The high cost of arrogance
HAVING listened to the professionals at GARFIN - the Grenada Authority for the Regulation of Financial Institutions - about the ongoing debate on the Insurance Amendment Bill that was defeated in the Grenada parliament last week, I think there were some important areas of clarification.
· The referred to $500,000 is not an additional sum required to be paid by insurance companies, but is a sum already paid by them under existing regulatory procedures. The real debate is over the interests accrued by such deposits. Under the proposed amendment GARFIN will now use the interests earned to help fund its operations.
· The 500,000 deposit is only for Life Underwrites. The referred to levy of 1% on premiums is for general insurance companies. Companies don’t pay both.
· Companies can decide to absorb the cost of that levy or pass it on to their policyholders. It is a business call they will have to make in a competitive arena. That levy will also be used to fund the operations of GARFIN.
Critics of the politics of the amendment will argue that the amendment does not strengthen regulations per se, just help better fund GARFIN.
I beg to differ with that line of argument though. A better funded GARFIN will in and of itself, help to strengthen regulation.
Having listened to all the arguments, the amendment as proposed by and large should be supported – and hopefully the opposition in parliament and the two government backbenchers will eventually come around to that view.
The defeat of the bill might have been really partly as a result of some political grandstanding.
But we cannot divorce the extremely toxic political environment in which that bill – and no doubt many others to come – will be debated and voted on.
And this brings me to a point that I thought Arley Gill, the Public Relations Officer of the National Democratic Congress, made well the other day.
The defeat of the bill was also partly due to government arrogance – an attitude it can’t afford given that it is a minority administration.
The nation’s business is too sacred for Prime Minister Tillman Thomas and Leader of Government Business Nazim Burke to run the affairs in parliament with the same arrogance with which they have destroyed their own party.
Gill was quoted as saying that government “must do a better job at managing the affairs of the House of Representatives.”
He complained that leader of government business Finance Minister Nazim Burke had failed to reach out to the backbenchers.
He declared: “The government cannot throw stones at the backbenchers and then expect automatic support.” (Give Glen Noel’s recent “throw one stone” analogy, Gill’s comments were appropriate – pun and all – even if maybe it was not intended).
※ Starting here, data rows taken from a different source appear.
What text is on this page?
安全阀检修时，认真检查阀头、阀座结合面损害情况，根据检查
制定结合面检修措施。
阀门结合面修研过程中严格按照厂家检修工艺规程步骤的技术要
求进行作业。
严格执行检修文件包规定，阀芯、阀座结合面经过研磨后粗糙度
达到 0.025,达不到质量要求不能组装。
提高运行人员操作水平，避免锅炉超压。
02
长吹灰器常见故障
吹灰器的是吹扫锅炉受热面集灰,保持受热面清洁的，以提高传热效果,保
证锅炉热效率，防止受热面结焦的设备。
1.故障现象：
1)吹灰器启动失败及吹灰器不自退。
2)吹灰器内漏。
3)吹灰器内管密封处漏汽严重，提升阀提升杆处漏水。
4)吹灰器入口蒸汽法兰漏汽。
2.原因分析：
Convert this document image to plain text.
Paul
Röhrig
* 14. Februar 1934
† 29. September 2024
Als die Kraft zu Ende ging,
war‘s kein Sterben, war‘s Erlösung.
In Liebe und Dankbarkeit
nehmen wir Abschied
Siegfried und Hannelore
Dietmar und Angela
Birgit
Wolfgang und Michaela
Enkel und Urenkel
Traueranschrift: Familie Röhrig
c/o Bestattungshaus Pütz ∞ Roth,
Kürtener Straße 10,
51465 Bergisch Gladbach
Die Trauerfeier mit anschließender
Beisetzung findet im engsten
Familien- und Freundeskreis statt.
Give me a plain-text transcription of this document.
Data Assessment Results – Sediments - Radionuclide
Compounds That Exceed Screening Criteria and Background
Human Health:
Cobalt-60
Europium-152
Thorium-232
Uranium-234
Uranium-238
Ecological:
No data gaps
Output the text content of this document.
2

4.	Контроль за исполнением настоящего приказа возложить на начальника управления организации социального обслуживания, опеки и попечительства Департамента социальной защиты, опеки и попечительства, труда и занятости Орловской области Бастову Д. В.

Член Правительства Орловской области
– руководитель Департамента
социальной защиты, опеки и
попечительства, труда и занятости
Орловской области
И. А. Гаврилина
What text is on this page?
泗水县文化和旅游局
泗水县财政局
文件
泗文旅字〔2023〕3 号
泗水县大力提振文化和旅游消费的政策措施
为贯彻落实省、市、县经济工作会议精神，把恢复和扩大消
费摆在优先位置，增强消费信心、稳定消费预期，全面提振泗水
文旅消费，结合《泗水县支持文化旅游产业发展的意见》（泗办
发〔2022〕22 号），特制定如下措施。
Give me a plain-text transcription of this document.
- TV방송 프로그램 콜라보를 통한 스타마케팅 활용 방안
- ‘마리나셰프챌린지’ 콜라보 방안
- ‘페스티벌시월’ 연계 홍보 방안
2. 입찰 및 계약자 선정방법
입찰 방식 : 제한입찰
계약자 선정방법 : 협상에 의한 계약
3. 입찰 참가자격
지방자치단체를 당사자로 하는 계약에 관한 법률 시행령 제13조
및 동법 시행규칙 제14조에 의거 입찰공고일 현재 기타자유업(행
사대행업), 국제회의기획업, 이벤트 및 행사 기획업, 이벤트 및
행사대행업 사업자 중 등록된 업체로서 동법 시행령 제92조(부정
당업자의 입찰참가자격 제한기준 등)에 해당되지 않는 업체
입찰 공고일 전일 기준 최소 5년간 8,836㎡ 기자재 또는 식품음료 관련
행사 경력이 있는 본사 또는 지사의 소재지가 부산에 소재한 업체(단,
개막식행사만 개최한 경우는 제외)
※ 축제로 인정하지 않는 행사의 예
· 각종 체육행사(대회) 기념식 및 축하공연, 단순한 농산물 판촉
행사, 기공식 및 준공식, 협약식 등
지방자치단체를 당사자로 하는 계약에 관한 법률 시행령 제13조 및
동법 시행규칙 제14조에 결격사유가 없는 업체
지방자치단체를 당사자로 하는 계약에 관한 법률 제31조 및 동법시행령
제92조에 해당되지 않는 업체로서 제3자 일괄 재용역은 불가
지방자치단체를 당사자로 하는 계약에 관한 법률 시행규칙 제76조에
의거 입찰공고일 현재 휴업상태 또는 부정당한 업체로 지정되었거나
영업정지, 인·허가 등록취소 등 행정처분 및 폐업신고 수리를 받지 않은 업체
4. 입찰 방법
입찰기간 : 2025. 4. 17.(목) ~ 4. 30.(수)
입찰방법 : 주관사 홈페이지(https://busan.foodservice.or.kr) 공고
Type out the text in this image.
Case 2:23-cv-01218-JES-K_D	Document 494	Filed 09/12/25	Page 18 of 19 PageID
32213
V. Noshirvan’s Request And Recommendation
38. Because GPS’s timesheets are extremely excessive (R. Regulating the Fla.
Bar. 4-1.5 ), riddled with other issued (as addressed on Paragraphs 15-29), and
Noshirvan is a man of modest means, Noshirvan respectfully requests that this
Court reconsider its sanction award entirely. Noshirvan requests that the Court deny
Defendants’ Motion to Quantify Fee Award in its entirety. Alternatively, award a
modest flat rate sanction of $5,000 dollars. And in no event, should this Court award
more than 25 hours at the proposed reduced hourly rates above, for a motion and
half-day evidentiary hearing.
How is it that government backbenchers are not routinely briefed on government’s legislative agenda?
In the best political climate this should happen, if only out of courtesy and respect. In a poisonous atmosphere, an even extra effort must be made.
It is all well and good for Prime Minister Thomas to bash his “rebel” MPs for their lack of support.
And while I don’t expect him to criticize publicly the management of the process by his leader of government business – I hope he would have had a quiet chat with him that says: you must do better next time.
Let the lesson be learnt. Ignoring your MPs has far worse consequences, than ignoring your party’s executive.